GlobalSight – How to exclude text from extraction in Word documents

There are two ways to handle text that do not (or should not) need translation. You can either have GlobalSight ignore it during extraction, or treat it as a tag and do not let translators touch it. I will cover how the first one works in this article.

A typical use case for this is subtitle content. Lets say you have a table with two columns in a Word document. First column contains the timestamp while the second has the translatable text:

00:01:32 Lorel ipsum gremo tenar
00:01:38 Gnore toneri lokumo bursanata khmo

You could upload this file directly to GlobalSight and tell your translators to ignore the timestamps. That would not require a blog post, however, so we will choose a more elegant solution.

Exclude text from extraction

In GlobalSight, you can define paragraph and character styles that should be excluded from extraction. To do this, login to GlobalSight as an administrator and go to Data Sources > Filter Configuration. Click on the Office 2010 filter and check DONOTTRANSLATE_phar and DONOTTRANSLATE_char under Unextractable styles. Click Save and exit.

GlobalSight do not extract text

By doing this, you tell GlobalSight to ignore text that belongs to one of these styles during extraction. For our subtitle content, you would select the first column of the table and apply the character style DONOTTRANSLATE_char. When you upload this file to GlobalSight after, translators will only see the text from the second column. Much nicer than asking them to ignore the timestamps.

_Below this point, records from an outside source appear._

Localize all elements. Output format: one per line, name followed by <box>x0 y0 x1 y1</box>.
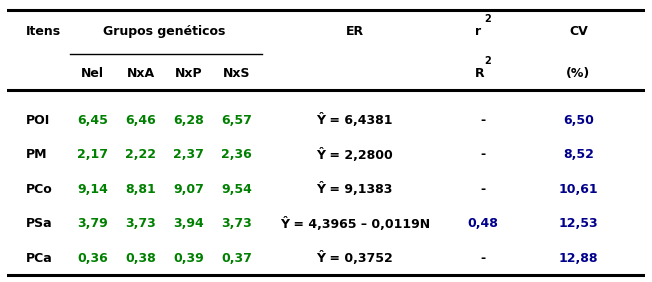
Text: -: - <box>480 183 485 196</box>
Text: 9,07: 9,07 <box>173 183 204 196</box>
Text: 0,48: 0,48 <box>467 217 498 230</box>
Text: 2,22: 2,22 <box>125 148 156 161</box>
Text: R: R <box>475 67 484 80</box>
Text: -: - <box>480 114 485 127</box>
Text: 0,36: 0,36 <box>78 252 108 265</box>
Text: 3,79: 3,79 <box>78 217 108 230</box>
Text: -: - <box>480 252 485 265</box>
Text: PCa: PCa <box>25 252 52 265</box>
Text: POI: POI <box>25 114 50 127</box>
Text: PCo: PCo <box>25 183 52 196</box>
Text: Nel: Nel <box>82 67 104 80</box>
Text: Ŷ = 4,3965 – 0,0119N: Ŷ = 4,3965 – 0,0119N <box>280 217 430 231</box>
Text: Itens: Itens <box>25 25 61 38</box>
Text: Ŷ = 6,4381: Ŷ = 6,4381 <box>316 113 393 127</box>
Text: 3,73: 3,73 <box>221 217 252 230</box>
Text: 0,39: 0,39 <box>173 252 204 265</box>
Text: NxA: NxA <box>126 67 155 80</box>
Text: 12,88: 12,88 <box>559 252 598 265</box>
Text: Grupos genéticos: Grupos genéticos <box>104 25 226 38</box>
Text: 9,14: 9,14 <box>78 183 108 196</box>
Text: 10,61: 10,61 <box>559 183 598 196</box>
Text: 6,45: 6,45 <box>78 114 108 127</box>
Text: CV: CV <box>569 25 587 38</box>
Text: r: r <box>475 25 481 38</box>
Text: 6,28: 6,28 <box>173 114 204 127</box>
Text: 6,57: 6,57 <box>221 114 252 127</box>
Text: Ŷ = 0,3752: Ŷ = 0,3752 <box>316 252 393 265</box>
Text: 9,54: 9,54 <box>221 183 252 196</box>
Text: 2: 2 <box>484 14 490 25</box>
Text: 0,38: 0,38 <box>125 252 156 265</box>
Text: 2: 2 <box>484 56 490 66</box>
Text: PM: PM <box>25 148 47 161</box>
Text: (%): (%) <box>567 67 591 80</box>
Text: 12,53: 12,53 <box>559 217 598 230</box>
Text: NxP: NxP <box>175 67 202 80</box>
Text: 0,37: 0,37 <box>221 252 252 265</box>
Text: 6,46: 6,46 <box>125 114 156 127</box>
Text: Ŷ = 9,1383: Ŷ = 9,1383 <box>317 182 393 196</box>
Text: PSa: PSa <box>25 217 52 230</box>
Text: Ŷ = 2,2800: Ŷ = 2,2800 <box>316 148 393 162</box>
Text: 2,17: 2,17 <box>78 148 108 161</box>
Text: 3,94: 3,94 <box>173 217 204 230</box>
Text: NxS: NxS <box>223 67 250 80</box>
Text: 2,36: 2,36 <box>221 148 252 161</box>
Text: 3,73: 3,73 <box>125 217 156 230</box>
Text: -: - <box>480 148 485 161</box>
Text: 8,52: 8,52 <box>563 148 594 161</box>
Text: 6,50: 6,50 <box>563 114 594 127</box>
Text: 8,81: 8,81 <box>125 183 156 196</box>
Text: ER: ER <box>346 25 364 38</box>
Text: 2,37: 2,37 <box>173 148 204 161</box>
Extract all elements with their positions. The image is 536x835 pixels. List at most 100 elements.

Applying styles programmatically

For the example above, it is easy to select the first column and apply the style to all timestamps. What if your document is formatted in a way that does not make this possible? That’s why we have macros!

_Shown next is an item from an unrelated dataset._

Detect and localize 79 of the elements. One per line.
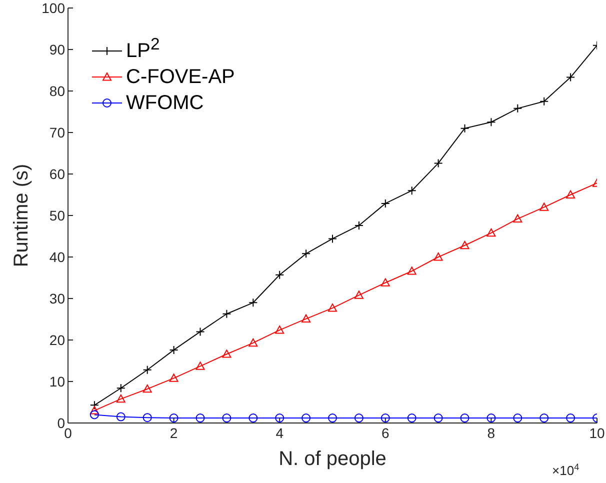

You can define a macro which finds text in a certain format using wildcard characters and applies the character style. Here is a simple example:

Sub ApplyNonTranslatabletoDigits()

‘ ApplyNonTranslatabletoDigits Macro

Selection.Find.Replacement.Style = ActiveDocument.Styles( _
With Selection.Find
.Text = “[0-9][0-9]:[0-9][0-9]:[0-9][0-9]”
.Replacement.Text = “”
.Forward = True
.Wrap = wdFindContinue
.Format = True
.MatchCase = False
.MatchWholeWord = False
.MatchAllWordForms = False
.MatchSoundsLike = False
.MatchWildcards = True
End With
Selection.Find.Execute Replace:=wdReplaceAll
End Sub

Using this macro you can automatically style all timecodes from our example with the DONOTTRANSLATE_char character style with a single click.